The top business headlines of 2017 sent a clear message to executives around the world: innovate better, faster and more efficiently or get left behind. Many retailers watched as the Amazon and Walmart storm closed in, blockchain trickled into unexpected industries, and driverless cars sent shockwaves through the traditional automotive space, just to name a few examples.
This level of disruption demonstrates the nature of our hyper-competitive business environment today. It also begs the question, how can large, legacy organizations better compete when speed and precision are the chief currency in today’s innovation economy? In my experience, it starts with adopting a lean startup mentality.
Let me clarify, this doesn’t mean asking your CEO to start wearing denim, moving to an open-office floor plan and implementing a millennial-friendly, no-email business model (no matter what the clichés are!). A startup mentality begins and ends with your workplace culture and the talent you have supporting it.

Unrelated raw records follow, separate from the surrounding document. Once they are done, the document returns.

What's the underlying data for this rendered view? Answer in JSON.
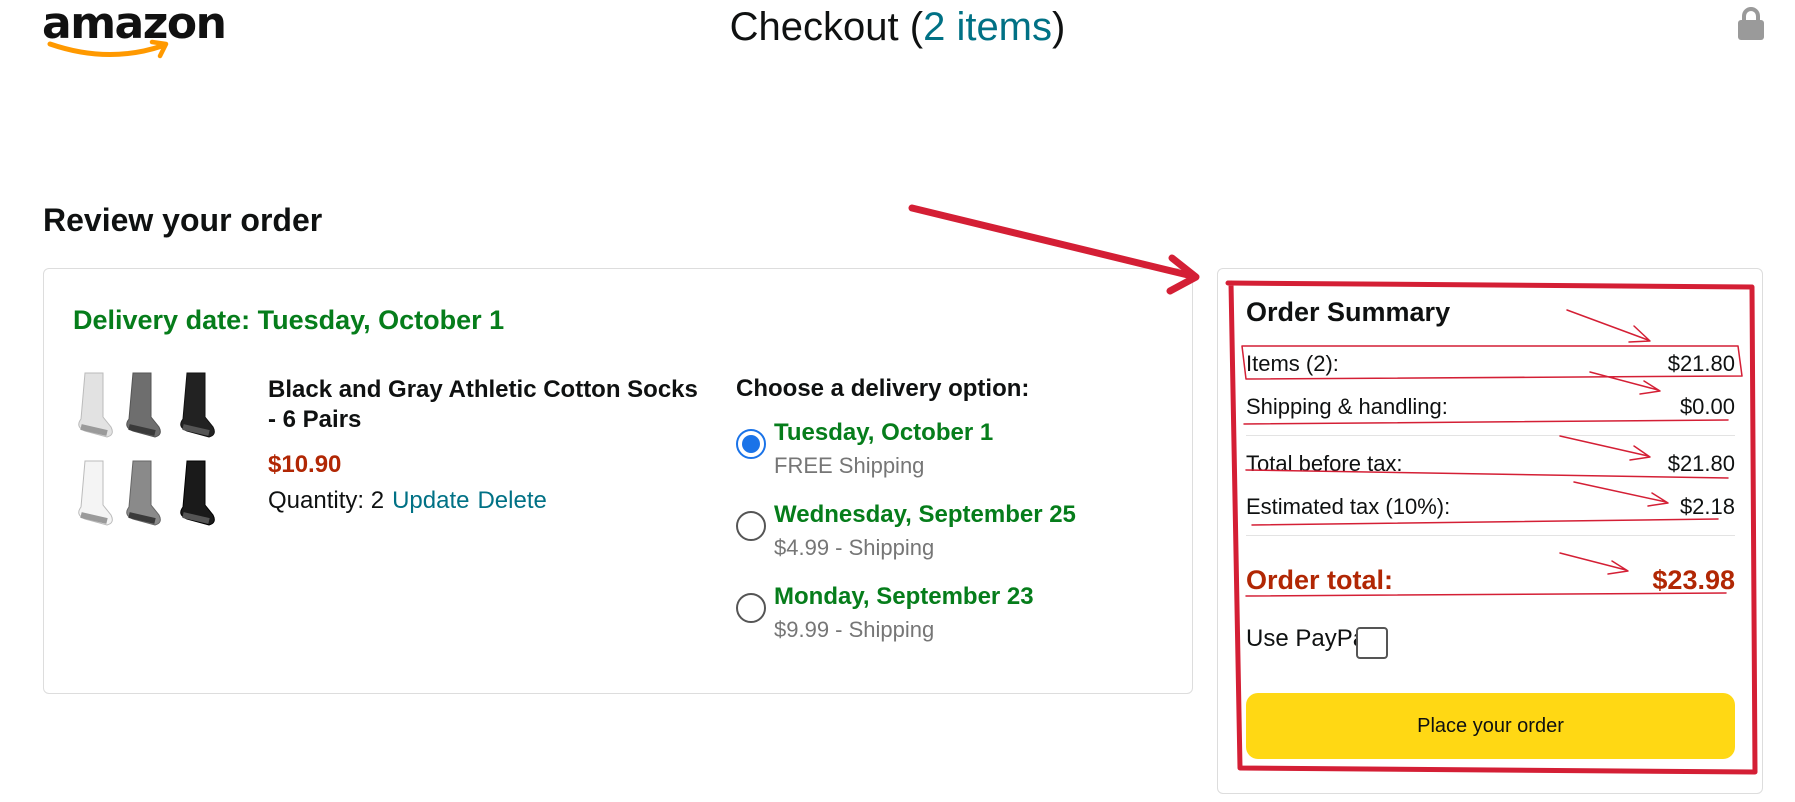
{
  "header": {
    "logo_text": "amazon",
    "checkout_prefix": "Checkout (",
    "items_link": "2 items",
    "checkout_suffix": ")",
    "lock_icon": "lock-icon"
  },
  "review": {
    "heading": "Review your order"
  },
  "order": {
    "delivery_date": "Delivery date: Tuesday, October 1",
    "product": {
      "name": "Black and Gray Athletic Cotton Socks - 6 Pairs",
      "price": "$10.90",
      "quantity_text": "Quantity: 2",
      "update_label": "Update",
      "delete_label": "Delete"
    },
    "delivery_heading": "Choose a delivery option:",
    "options": [
      {
        "date": "Tuesday, October 1",
        "shipping": "FREE Shipping",
        "selected": true
      },
      {
        "date": "Wednesday, September 25",
        "shipping": "$4.99 - Shipping",
        "selected": false
      },
      {
        "date": "Monday, September 23",
        "shipping": "$9.99 - Shipping",
        "selected": false
      }
    ]
  },
  "summary": {
    "title": "Order Summary",
    "rows": [
      {
        "label": "Items (2):",
        "value": "$21.80"
      },
      {
        "label": "Shipping & handling:",
        "value": "$0.00"
      },
      {
        "label": "Total before tax:",
        "value": "$21.80"
      },
      {
        "label": "Estimated tax (10%):",
        "value": "$2.18"
      }
    ],
    "total_label": "Order total:",
    "total_value": "$23.98",
    "paypal_label": "Use PayPal",
    "place_order_label": "Place your order"
  },
  "colors": {
    "annotation": "#d41f35",
    "price": "#b12704",
    "delivery_green": "#067d1b",
    "link": "#007185",
    "button": "#ffd814"
  }
}
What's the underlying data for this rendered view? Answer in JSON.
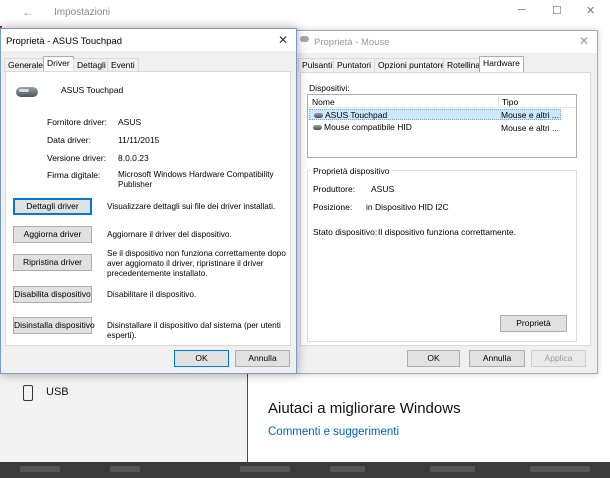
{
  "settings": {
    "title": "Impostazioni",
    "usb_label": "USB",
    "help_title": "Aiutaci a migliorare Windows",
    "help_link": "Commenti e suggerimenti"
  },
  "touchpad_dialog": {
    "title": "Proprietà - ASUS Touchpad",
    "tabs": [
      "Generale",
      "Driver",
      "Dettagli",
      "Eventi"
    ],
    "active_tab": "Driver",
    "device_name": "ASUS Touchpad",
    "info": [
      {
        "label": "Fornitore driver:",
        "value": "ASUS"
      },
      {
        "label": "Data driver:",
        "value": "11/11/2015"
      },
      {
        "label": "Versione driver:",
        "value": "8.0.0.23"
      },
      {
        "label": "Firma digitale:",
        "value": "Microsoft Windows Hardware Compatibility Publisher"
      }
    ],
    "actions": [
      {
        "button": "Dettagli driver",
        "description": "Visualizzare dettagli sui file dei driver installati."
      },
      {
        "button": "Aggiorna driver",
        "description": "Aggiornare il driver del dispositivo."
      },
      {
        "button": "Ripristina driver",
        "description": "Se il dispositivo non funziona correttamente dopo aver aggiornato il driver, ripristinare il driver precedentemente installato."
      },
      {
        "button": "Disabilita dispositivo",
        "description": "Disabilitare il dispositivo."
      },
      {
        "button": "Disinstalla dispositivo",
        "description": "Disinstallare il dispositivo dal sistema (per utenti esperti)."
      }
    ],
    "ok_label": "OK",
    "cancel_label": "Annulla"
  },
  "mouse_dialog": {
    "title": "Proprietà - Mouse",
    "tabs": [
      "Pulsanti",
      "Puntatori",
      "Opzioni puntatore",
      "Rotellina",
      "Hardware"
    ],
    "active_tab": "Hardware",
    "devices_label": "Dispositivi:",
    "columns": [
      "Nome",
      "Tipo"
    ],
    "devices": [
      {
        "name": "ASUS Touchpad",
        "type": "Mouse e altri ..."
      },
      {
        "name": "Mouse compatibile HID",
        "type": "Mouse e altri ..."
      }
    ],
    "props_group_label": "Proprietà dispositivo",
    "props": [
      {
        "label": "Produttore:",
        "value": "ASUS"
      },
      {
        "label": "Posizione:",
        "value": "in Dispositivo HID I2C"
      },
      {
        "label": "Stato dispositivo:",
        "value": "Il dispositivo funziona correttamente."
      }
    ],
    "properties_button": "Proprietà",
    "ok_label": "OK",
    "cancel_label": "Annulla",
    "apply_label": "Applica"
  },
  "colors": {
    "accent": "#0078d7",
    "link": "#0063b1",
    "selection": "#cce8ff"
  }
}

In my work advising founders to local Chicago startups including a few at Chicago incubator 1871, I’ve learned first-hand that startups often lack the brand and financial luxuries of larger companies and, thus, lose the sense of fear of making mistakes that riddle larger enterprises and prevent them from unlocking new opportunities to disrupt.
Luckily for large organizations, having tremendous scale, resources, intellectual capital and infrastructure and championing a startup mentality characterized by adaptability, creativity and resourcefulness don’t have to be mutually exclusive. At SAP, we’ve learned to balance both. Back when the company was founded, five entrepreneurs with a shoe string budget started SAP with one customer, and set out on a path to transform the way businesses used technology to run their mission-critical processes more efficiently. Today, 45 years and approximately 360,000 customers strong, SAP is fueled by the same pioneering spirit that inspired our founders to continually transform the technology industry.
If you’re a business leader or mentor in a large organization, you can take a few meaningful steps to recalibrate your company’s culture. For starters, encourage your team members and organizational leadership to embrace mistakes; they are worth more than seminars or formalized training and serve as a key foundation for the type of practice-based learning that drives the innovation that changes industries and creates new ones.
Another core principal behind all successful startups is their resourcefulness and speed of decision making. Creating innovative products and solutions isn’t about the collection of resources you have at your disposal but in how you rethink allocation and tap into latent assets. Airbnb and Uber became global juggernauts without Ford-style mass production. It’s this type of disruptive thinking that should be encouraged from top to bottom; foster a culture where no process or way of thinking about problems goes unchallenged. This is what Amazon’s “Day One” mentality is all about.
In this same vein, encourage yourself and others in your organization to embrace purpose-driven collaboration with other businesses in your communities. It pays off; in a recent study of the SME community, we found 81 percent of SME respondents felt that deeper connections with other companies built on collaboration, honesty and open communication helped them facilitate greater knowledge building and innovation harvesting. Offer your solutions and unique business challenges – especially to members of the startup community – as engines for change and maintain an open mind when it comes to co-innovation. SAP is also tapping into the academic community in various metropolitan areas like the recently launched SAP Next Gen virtual lab at the University of Illinois at Chicago to bring together startups, VCs, students, faculty and local customers and partners to solve thorny business problems and to identify the next disruptive concept.
SAP customer Bosch is turning to the startup ecosystem to engage and identify collaboration opportunities through partnerships with organizations like startup incubator 1871. The partnership with 1871 led Bosch to take innovation a step further by launching their own IoT innovation space, the Chicago Connectory, where a community of startups, university faculty, corporations and organizations come together to drive IoT innovation. As a result, Bosch has further expanded their outside-in innovation approach.
Startups are constantly challenging the status quo, taking risks, creating new, cross-industry business models and coming to the table with disruptive thinking that challenges long-standing, traditional businesses. Not only is it becoming imperative for legacy companies to take a page out of the book of these new disruptors. Being more agile, more open to different thinking will open the door to new opportunities to collaborate, to merge conventional wisdom with disruptive thinking and to create business models of the future.